De esta manera reitero que la importancia de “Cóndores no entierran todos los días” radica en su intencionalidad, como lo explica su mismo autor: “recordar para no volver a cometer estos mismos hechos”. Marca además una nueva ruta para la narrativa nacional desde el realismo crítico.
La película, que es una buena adaptación de la obra de Gardeazábal, fiel a la novela, con la dirección de Fernando Norden, tuvo gran aceptación e impacto en el público. En ella, se logró destacar la personalidad de León María Lozano, alias “el Cóndor”. Sus hombres asesinaban a la gente con un tiro en la nuca y los marcaban con armas corto punzantes, para luego abandonar los cadáveres en las calles de Tuluá. En el filme se destaca el frustrado funeral anticipado del Cóndor, que ocurre cuando alguien del pueblo envía como regalo unos alimentos para él y su familia. Todos enferman gravemente, pero especialmente el Cóndor. Lo asisten el médico y el sacerdote que han sido siempre sus amigos, entonces, se corre la voz sobre su falso fallecimiento, que sus opositores festejan frente a su casa, sin saber que lograría recuperarse. Los cohetes y la fiesta la pagan muy caro los habitantes liberales de Tuluá, pues doscientas personas fueron asesinadas después de la fiesta.

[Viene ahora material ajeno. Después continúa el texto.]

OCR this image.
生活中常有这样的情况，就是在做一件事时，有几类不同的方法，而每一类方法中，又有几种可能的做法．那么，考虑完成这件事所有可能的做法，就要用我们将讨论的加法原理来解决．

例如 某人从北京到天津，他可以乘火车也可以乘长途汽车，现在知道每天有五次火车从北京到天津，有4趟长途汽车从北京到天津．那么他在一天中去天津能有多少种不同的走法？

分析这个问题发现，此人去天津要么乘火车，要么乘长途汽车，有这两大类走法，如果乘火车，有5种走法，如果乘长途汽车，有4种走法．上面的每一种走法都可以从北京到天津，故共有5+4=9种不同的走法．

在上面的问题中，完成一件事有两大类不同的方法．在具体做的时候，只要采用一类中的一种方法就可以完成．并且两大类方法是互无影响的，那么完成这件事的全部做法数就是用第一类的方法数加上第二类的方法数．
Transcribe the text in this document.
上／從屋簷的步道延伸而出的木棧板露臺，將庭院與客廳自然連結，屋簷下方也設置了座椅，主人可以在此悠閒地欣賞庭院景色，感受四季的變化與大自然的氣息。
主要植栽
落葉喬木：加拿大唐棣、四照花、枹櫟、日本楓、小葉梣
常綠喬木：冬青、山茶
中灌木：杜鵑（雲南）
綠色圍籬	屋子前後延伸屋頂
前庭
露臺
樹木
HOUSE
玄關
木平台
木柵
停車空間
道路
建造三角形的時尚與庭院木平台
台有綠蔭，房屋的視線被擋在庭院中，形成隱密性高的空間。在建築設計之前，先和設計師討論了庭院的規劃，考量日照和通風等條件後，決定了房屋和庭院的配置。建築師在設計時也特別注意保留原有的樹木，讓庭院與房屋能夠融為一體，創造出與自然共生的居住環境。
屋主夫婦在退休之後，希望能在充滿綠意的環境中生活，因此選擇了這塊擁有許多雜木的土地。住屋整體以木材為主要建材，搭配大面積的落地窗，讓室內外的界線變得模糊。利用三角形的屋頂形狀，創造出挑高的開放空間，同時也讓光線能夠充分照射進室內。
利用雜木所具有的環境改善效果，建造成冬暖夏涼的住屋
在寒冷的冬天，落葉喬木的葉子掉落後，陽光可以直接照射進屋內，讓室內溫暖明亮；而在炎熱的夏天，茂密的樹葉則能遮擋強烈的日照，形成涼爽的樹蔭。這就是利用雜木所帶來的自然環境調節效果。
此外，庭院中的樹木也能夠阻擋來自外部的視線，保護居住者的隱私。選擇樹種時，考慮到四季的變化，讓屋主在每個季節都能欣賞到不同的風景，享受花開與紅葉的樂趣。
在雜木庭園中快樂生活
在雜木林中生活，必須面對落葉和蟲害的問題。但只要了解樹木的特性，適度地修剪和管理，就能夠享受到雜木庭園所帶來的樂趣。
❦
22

La película se estrenó en 1984 y se convirtió en una de las obras icónicas del cine colombiano; se estrenó como una de las recreaciones audiovisuales más importante de la historia de nuestro país.
Para finalizar, y como una nota al margen, sabemos que en nuestro medio nacional existen lamentablemente grupos de “amigos” unidos por la simple necesidad de ser nominados, como ha ocurrido en las Ferias de Libros y las famosas Antologías de editoriales creadas únicamente con el fin de repetir la acción de: “me nombras y te nombro”. Es el objetivo por el cual luchan muchas personas en este y otros campos. Personalmente creo mucho más en los escritores que, como Gardeazábal, nada tienen que ver con esta intención y, por el contrario, aspiran a que sus textos no sean considerados “neutros”, por eso, se destacan por su trabajo dedicado, pues lo que desean es despertar con la lectura de su obra, todos los sentidos, quieren conmover y provocar nuevas interpretaciones, como lo ha hecho con su obra “Cóndores no entierran todos los días” y con muchas contribuciones más.